While mandatory reporting should remain for institutional CSA cases, in cases of individual abuse, Vidya says that a risk assessment should be done, the best interest of the survivor taken into account, and then reporting should be optional. But Kushi says that cases of penetrative sexual assault should be mandatorily reported so that survivors are able to access healthcare. “Having said that, there need to be supporting mechanisms – the onus should be on the state to provide treatment, counselling and speedy compensations and reliefs to the child and the family,” Kushi says.
Vidya also points out that justice for the survivor does not always mean legal justice, and many times, survivors want to be acknowledged, heard and believed; and there should be space for that path in the child protection framework.
Some argue that instead of altering the law, we need to shift our focus on the flaws in implementation. “The law is good but a systemic overhaul is required with respect to its implementation. Police personnel and medical professionals aren’t trained and competent enough to handle CSA or sexual harassment cases under IPC in various instances, which makes the process tougher, demoralises victims and delays the process of delivery of justice,” Kannadasan observes. “There have also been cases where the child comes face to face with the perpetrator during the trials or in the pre-trial phase.”
Experts also identify the need for educational institutions and the state machinery to work hand in hand to create and promote a child-centric ecosystem. “As per the POCSO rules, it is the responsibility of Child Welfare Committees as well as the District Child Protection Unit (DCPU) to ensure that child care institutions have a child protection policy in place.

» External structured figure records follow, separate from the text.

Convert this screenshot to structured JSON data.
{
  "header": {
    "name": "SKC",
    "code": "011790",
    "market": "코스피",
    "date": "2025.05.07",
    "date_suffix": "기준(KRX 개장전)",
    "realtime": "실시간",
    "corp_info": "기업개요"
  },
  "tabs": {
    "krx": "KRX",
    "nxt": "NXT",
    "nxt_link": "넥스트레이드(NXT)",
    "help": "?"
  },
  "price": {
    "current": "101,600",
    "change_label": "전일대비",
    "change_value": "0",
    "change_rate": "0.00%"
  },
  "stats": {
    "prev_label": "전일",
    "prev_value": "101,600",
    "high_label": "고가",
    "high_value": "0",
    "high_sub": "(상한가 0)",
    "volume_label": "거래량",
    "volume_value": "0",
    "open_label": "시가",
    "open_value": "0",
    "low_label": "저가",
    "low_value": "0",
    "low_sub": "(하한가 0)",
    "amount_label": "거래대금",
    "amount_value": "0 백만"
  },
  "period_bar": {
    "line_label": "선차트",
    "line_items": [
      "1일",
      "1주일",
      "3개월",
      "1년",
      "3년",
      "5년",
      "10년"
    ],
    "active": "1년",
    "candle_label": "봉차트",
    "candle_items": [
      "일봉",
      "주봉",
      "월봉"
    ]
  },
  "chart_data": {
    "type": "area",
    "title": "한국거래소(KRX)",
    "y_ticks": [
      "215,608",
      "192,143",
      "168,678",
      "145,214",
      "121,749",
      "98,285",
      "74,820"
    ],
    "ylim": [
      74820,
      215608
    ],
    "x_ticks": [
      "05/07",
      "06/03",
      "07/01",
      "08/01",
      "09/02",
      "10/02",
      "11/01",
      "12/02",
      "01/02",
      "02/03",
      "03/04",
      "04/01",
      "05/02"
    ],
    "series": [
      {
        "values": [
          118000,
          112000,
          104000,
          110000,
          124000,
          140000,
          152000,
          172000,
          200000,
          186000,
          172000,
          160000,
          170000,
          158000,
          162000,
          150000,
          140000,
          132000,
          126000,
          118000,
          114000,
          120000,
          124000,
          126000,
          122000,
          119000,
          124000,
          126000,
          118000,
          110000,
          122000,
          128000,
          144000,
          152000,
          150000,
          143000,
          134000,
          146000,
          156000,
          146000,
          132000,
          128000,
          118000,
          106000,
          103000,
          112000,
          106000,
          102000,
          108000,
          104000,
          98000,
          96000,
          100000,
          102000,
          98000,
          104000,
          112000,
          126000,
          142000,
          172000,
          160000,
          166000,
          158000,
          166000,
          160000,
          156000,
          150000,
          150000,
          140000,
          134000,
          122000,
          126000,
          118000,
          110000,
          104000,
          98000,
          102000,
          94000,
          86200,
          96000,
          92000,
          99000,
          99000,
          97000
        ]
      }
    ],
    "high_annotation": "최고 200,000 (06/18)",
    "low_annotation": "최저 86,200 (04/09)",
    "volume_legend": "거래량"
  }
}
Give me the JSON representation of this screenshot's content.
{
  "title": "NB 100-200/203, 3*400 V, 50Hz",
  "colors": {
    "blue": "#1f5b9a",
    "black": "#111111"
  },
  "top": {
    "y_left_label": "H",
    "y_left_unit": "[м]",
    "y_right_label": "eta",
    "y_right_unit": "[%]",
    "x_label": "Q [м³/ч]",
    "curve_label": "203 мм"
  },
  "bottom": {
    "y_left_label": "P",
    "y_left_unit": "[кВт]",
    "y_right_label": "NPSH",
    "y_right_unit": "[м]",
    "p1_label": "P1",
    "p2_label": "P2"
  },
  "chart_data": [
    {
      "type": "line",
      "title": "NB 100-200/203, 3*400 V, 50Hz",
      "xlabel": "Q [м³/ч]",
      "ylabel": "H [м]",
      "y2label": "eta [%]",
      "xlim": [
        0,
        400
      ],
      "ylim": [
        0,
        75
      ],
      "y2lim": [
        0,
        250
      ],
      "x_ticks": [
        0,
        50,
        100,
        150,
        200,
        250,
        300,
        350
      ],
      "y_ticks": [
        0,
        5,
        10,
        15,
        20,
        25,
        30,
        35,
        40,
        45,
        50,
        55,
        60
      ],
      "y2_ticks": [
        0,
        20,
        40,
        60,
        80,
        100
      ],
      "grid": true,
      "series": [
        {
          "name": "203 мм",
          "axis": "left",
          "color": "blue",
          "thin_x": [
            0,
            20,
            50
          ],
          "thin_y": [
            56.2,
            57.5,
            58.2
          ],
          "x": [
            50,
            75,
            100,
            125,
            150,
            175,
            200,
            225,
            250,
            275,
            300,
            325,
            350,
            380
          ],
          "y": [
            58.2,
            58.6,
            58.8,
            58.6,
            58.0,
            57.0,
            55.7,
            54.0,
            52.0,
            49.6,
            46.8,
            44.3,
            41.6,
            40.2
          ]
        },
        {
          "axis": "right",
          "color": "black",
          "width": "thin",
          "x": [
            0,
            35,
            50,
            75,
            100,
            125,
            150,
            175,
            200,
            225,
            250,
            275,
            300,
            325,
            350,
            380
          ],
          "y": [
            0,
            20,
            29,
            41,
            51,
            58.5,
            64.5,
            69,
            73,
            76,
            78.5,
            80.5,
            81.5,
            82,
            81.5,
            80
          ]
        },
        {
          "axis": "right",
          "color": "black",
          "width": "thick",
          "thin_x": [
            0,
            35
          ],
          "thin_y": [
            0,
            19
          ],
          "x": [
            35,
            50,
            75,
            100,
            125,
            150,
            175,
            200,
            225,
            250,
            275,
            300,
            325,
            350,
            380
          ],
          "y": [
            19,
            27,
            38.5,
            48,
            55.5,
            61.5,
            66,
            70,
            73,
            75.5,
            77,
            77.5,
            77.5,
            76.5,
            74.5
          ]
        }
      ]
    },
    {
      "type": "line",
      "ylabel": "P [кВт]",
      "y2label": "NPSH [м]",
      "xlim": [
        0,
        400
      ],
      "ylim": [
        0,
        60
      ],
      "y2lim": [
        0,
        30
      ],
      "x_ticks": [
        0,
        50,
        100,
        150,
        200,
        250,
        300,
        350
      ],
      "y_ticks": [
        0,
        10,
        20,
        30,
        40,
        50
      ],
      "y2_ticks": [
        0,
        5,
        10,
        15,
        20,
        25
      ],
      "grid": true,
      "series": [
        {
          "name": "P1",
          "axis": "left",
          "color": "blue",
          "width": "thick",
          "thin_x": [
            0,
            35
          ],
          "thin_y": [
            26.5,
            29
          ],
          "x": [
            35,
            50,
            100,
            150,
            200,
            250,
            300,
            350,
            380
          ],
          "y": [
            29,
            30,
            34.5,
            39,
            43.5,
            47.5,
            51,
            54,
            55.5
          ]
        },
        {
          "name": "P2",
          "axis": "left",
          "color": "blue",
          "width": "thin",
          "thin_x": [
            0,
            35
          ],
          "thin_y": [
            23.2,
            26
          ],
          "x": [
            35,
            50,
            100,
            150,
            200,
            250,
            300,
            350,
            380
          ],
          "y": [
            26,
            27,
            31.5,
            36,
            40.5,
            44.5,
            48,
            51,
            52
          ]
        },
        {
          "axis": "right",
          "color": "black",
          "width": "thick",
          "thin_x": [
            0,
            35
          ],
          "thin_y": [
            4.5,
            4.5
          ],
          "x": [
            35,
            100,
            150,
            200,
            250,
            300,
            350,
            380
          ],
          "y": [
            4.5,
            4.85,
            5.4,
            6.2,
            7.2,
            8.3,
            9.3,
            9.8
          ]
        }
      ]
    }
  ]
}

Child Welfare Committees should function at both the taluk and district level. At the taluk level, the committee should oversee the proper application of the POCSO Act, investigate cases, while the district committee should monitor and work along with child welfare members and members of NGOs. Both the committees should periodically conduct awareness camps in every school that falls under its jurisdiction,” says Kannadasan.
Kushi believes that we need to start mobilising existing district mechanisms – DCPUs for instance – and increase sensitivity about handling CSA cases. “We have noticed that people do want to help but need more training and sensitivity. The top-down approach doesn't always work. But if even 10 children who have faced sexual violence are getting the required support at the district level, it could create a feedback mechanism that can influence state-level or policy-level change.”
Thilagavathy explains that the onus is also on schools and parents. “Schools could connect with child safety stakeholders including child protection officers, members of the state and district’s welfare committees, legal consultants, police personnel and medical professionals who are trained to handle CSA cases and those in child protection.” He says inviting the said members to be a part of the schools’ events or training programmes would create more conversation and help parents, teaching and non-teaching staff, the management and students familiarise themselves with the resources available. He adds that this would also act as a deterrent for those present who have a sexual interest in children.